Über Ihre Aussage zu folgenden Fragen wäre ich dankbar:
1) Welche Maßnahmen ergreifen Deutschland und die EU, um eine humanitäre Katastrophe abzuwenden?
2) Wie werden Deutschland und die EU mit dem Regime in Khartum nach dem Haftbefehl gegen Bashir wegen Massenverbrechen in Darfur umgehen?
3) Die EU27 ist nach China der zweitgrößte Exporteur in den Sudan. Sind Sie für gezielte Sanktionen gegen das Regime in Khartum?
Mit freundlichen Grüßen,
Robert Schütte
(Vorsitzender Genocide Alert)
Sehr geehrtet Herr Schütte,
ich teile Ihre Besorgnis hinsichtlich der kritischen humanitären Lage im Sudan nach Ausstellung des Haftbefehls gegen den sudanesischen Präsidenten al-Bashir.
Die Ausweisung der dreizehn westlichen Hilfsorganisationen und Karthoums Ankündigung, binnen eines Jahres alle weiteren ausländischen Hilfsorganisationen zum Verlassen des Landes zu zwingen, ist eine diabolische Strategie auf Kosten der Bevölkerung in Darfur. Die Ankündigung der sudanesischen Zentralregierung die humanitäre Versorgung selbst übernehmen zu wollen, ist eine Farce und Teil einer seit Jahren praktizierten Verzögerungstaktik.
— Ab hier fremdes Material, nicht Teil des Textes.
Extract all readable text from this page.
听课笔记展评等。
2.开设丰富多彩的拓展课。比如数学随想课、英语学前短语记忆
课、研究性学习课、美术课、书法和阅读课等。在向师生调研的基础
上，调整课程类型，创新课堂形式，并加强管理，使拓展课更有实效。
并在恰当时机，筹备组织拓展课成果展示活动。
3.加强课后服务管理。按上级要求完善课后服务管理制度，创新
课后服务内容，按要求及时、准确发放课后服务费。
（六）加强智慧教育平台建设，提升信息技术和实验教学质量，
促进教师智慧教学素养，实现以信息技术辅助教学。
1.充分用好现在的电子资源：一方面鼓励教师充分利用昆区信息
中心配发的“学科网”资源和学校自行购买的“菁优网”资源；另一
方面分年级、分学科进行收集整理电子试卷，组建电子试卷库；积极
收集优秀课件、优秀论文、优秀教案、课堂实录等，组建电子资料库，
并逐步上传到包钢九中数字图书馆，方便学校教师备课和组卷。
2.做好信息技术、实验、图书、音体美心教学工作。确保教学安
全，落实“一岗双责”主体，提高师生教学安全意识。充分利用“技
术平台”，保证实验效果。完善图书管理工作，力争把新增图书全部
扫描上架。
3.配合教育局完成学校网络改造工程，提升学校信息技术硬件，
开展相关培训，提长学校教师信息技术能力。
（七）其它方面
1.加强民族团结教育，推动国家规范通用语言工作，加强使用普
Nach der Ausweisung ist nach Angaben der Vereinten Nationen (VN) die humanitäre Versorgung von 4,7 Millionen Menschen in Darfur bedroht. Vorhandene Hilfsgüter seien bis Ende April ausgeschöpft. Nach Angaben der Weltgesundheitsorganisation (WHO) werden 1,5 Millionen Menschen in Darfur vom Abbau der Gesundheitsdienste betroffen sein. Es ist geradezu zynisch, dass den Menschen in Darfur, die ohnehin in großer Not leben, jegliche internationale Hilfe untersagt wird.
Insofern begrüße ich, dass der VN-Sicherheitsrat die sudanesische Regierung in einer am 26.03.2009 veröffentlichten Erklärung aufgefordert hat, die Ausweisung der Hilfsorganisationen zu überdenken und damit chinesische Bedenken überwunden hat. Dies reicht aber nicht aus.
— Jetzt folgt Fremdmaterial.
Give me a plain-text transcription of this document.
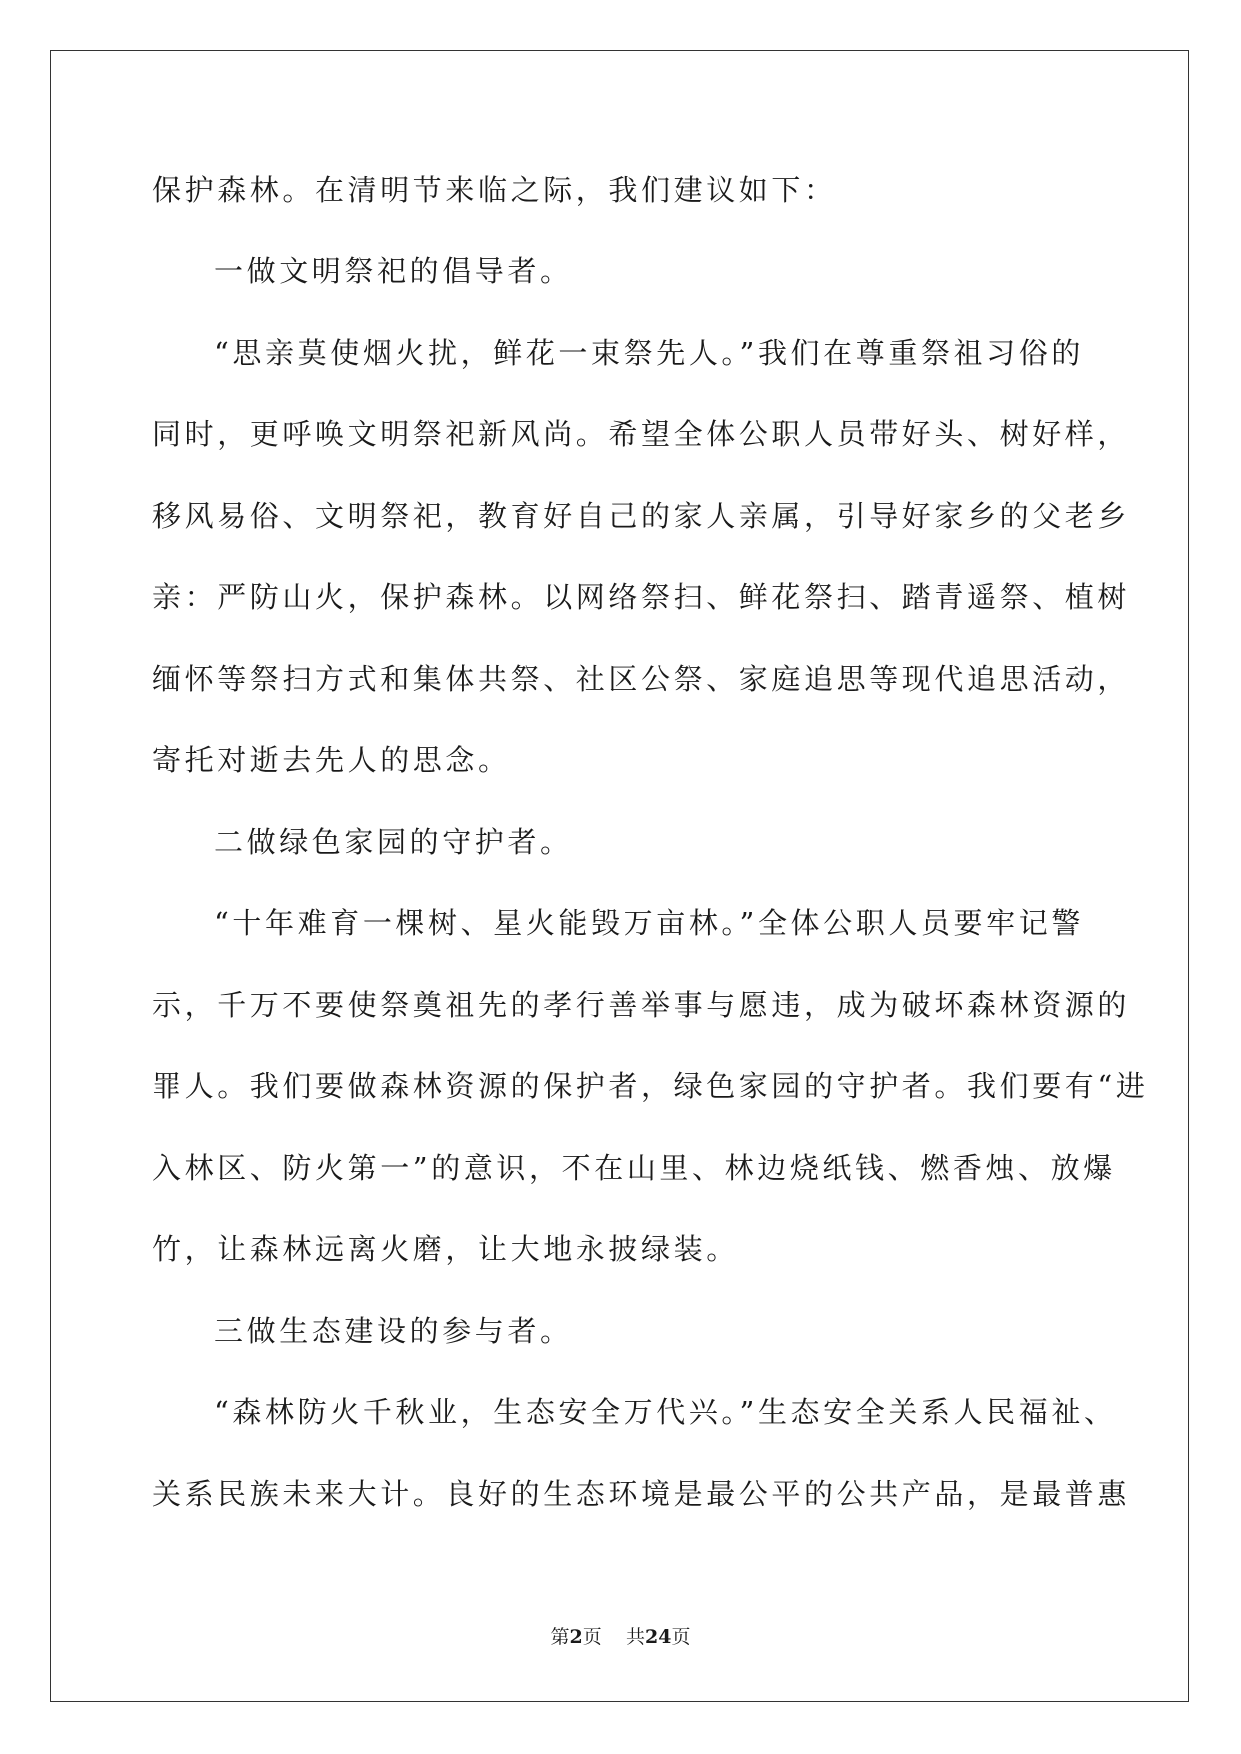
保护森林。在清明节来临之际，我们建议如下：
一做文明祭祀的倡导者。
“思亲莫使烟火扰，鲜花一束祭先人。”我们在尊重祭祖习俗的
同时，更呼唤文明祭祀新风尚。希望全体公职人员带好头、树好样，
移风易俗、文明祭祀，教育好自己的家人亲属，引导好家乡的父老乡
亲：严防山火，保护森林。以网络祭扫、鲜花祭扫、踏青遥祭、植树
缅怀等祭扫方式和集体共祭、社区公祭、家庭追思等现代追思活动，
寄托对逝去先人的思念。
二做绿色家园的守护者。
“十年难育一棵树、星火能毁万亩林。”全体公职人员要牢记警
示，千万不要使祭奠祖先的孝行善举事与愿违，成为破坏森林资源的
罪人。我们要做森林资源的保护者，绿色家园的守护者。我们要有“进
入林区、防火第一”的意识，不在山里、林边烧纸钱、燃香烛、放爆
竹，让森林远离火磨，让大地永披绿装。
三做生态建设的参与者。
“森林防火千秋业，生态安全万代兴。”生态安全关系人民福祉、
关系民族未来大计。良好的生态环境是最公平的公共产品，是最普惠
第2页 共24页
Auch die Bundesregierung ist nun aufgefordert, diesbezüglich stärkeren Druck auf die sudanesische Regierung und ihre internationalen Verbündeten auszuüben. Als Teil der parlamentarischen Opposition kann ich selbstverständlich nicht für die Politik der Bundesregierung sprechen. Im Rahmen der in meiner Funktion als Abgeordneter liegenden Rechte bin ich aber seit langem bemüht, die Sudanpolitik der Bundesregierung kritisch zu begleiten. Ich war im Sudan und seitdem beschäftige ich damit.
Bereits im April 2007 habe ich diesbezüglich eine Kleine Anfrage an die Bundesregierung gerichtet ("Darfur und die Lage im südlichen Sud an"; Bundestagsdrucksache 16/4790). Dieser Kleinen Anfrage schlossen sich diverse schriftliche Fragen an, zuletzt im Rahmen der Sudan-Reise des Staatsministers im Auswärtigen Amt, Dr. Gernot Erler im Februar 2009 (Schriftliche Fragen der Abgeordneten Schuster für den Monat Februar 2009, Nr. 2/248, 249).
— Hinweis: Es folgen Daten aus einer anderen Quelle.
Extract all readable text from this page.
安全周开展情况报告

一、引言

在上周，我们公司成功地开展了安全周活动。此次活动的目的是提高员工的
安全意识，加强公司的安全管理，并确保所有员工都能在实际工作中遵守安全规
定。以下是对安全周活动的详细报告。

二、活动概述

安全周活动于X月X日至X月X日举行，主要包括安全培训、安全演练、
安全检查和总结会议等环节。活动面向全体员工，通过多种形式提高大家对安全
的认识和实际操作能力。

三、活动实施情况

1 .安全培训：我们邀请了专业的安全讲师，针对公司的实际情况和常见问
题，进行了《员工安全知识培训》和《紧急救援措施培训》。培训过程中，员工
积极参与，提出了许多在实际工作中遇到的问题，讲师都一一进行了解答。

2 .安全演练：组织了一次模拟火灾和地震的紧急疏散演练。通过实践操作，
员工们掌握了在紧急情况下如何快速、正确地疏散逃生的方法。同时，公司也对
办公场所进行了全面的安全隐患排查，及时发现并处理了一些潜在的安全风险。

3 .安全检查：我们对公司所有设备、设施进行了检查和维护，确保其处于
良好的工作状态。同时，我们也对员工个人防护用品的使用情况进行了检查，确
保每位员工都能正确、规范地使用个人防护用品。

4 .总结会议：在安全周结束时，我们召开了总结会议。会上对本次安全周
Ich habe die Bundesregierung dazu aufgefordert, dass sich ihr Engagement nicht nur in Appellen erschöpft. Die Bundesregierung muss vielmehr gezielt auf die Beteiligten Einfluss nehmen. Kontakte zu Südafrika, das sich gegen den Haftbefehl ausgesprochen hat, gibt es reichlich. Nicht akzeptabel ist auch, dass Bashir trotz des IStGH-Haftbefehls im März 2009 zu offiziellen Besuchen nach Eritrea, Ägypten und Libyen reisen konnte und am Gipfeltreffen der Arabischen Liga in Katar teilnahm.
Die internationale Gemeinschaft ist bzgl. des Haftbefehls gefordert. Es wäre falsch, die Glaubwürdigkeit des Tribunals politischen Sachzwängen zu opfern und den IStGH seiner mühsam aufgebauten Anerkennung zu berauben. Wie Sie wissen, gibt es in der Literatur unterschiedliche Auffassungen, wie in einem derartigen Konflikt zwischen Gerechtigkeit und Frieden abgewägt werden kann oder soll. Doch der Versuch das Völkerrecht durchzusetzen ist ein zivilisatorischer Fortschritt. (Zum Haftbefehl finden Sie auch meine Pressemitteilungen auf meiner Homepage.)
Doch dies darf nicht darüber hinwegtäuschen, dass die Krise in Darfur in erster Linie kein juristisches, sondern ein politisches Problem ist. Zu meinem Bedauern geht der Aufbau von der Hybridmission von VN und AU in Darfur (UNAMID) nur schleppend voran, die Mission ist nach über einem Jahr noch nicht voll einsatzfähig. Von den autorisierten 26 000 Soldaten und Polizisten sind derzeit weniger als die Hälfte im Einsatz (mehr dazu siehe Kleine Anfrage der Bundestagsfraktion Bündnis90/DieGrünen vom 4. März 2009 ("Der deutsche Beitrag für UNAMID"); Bundestagsdrucksache 16/12146).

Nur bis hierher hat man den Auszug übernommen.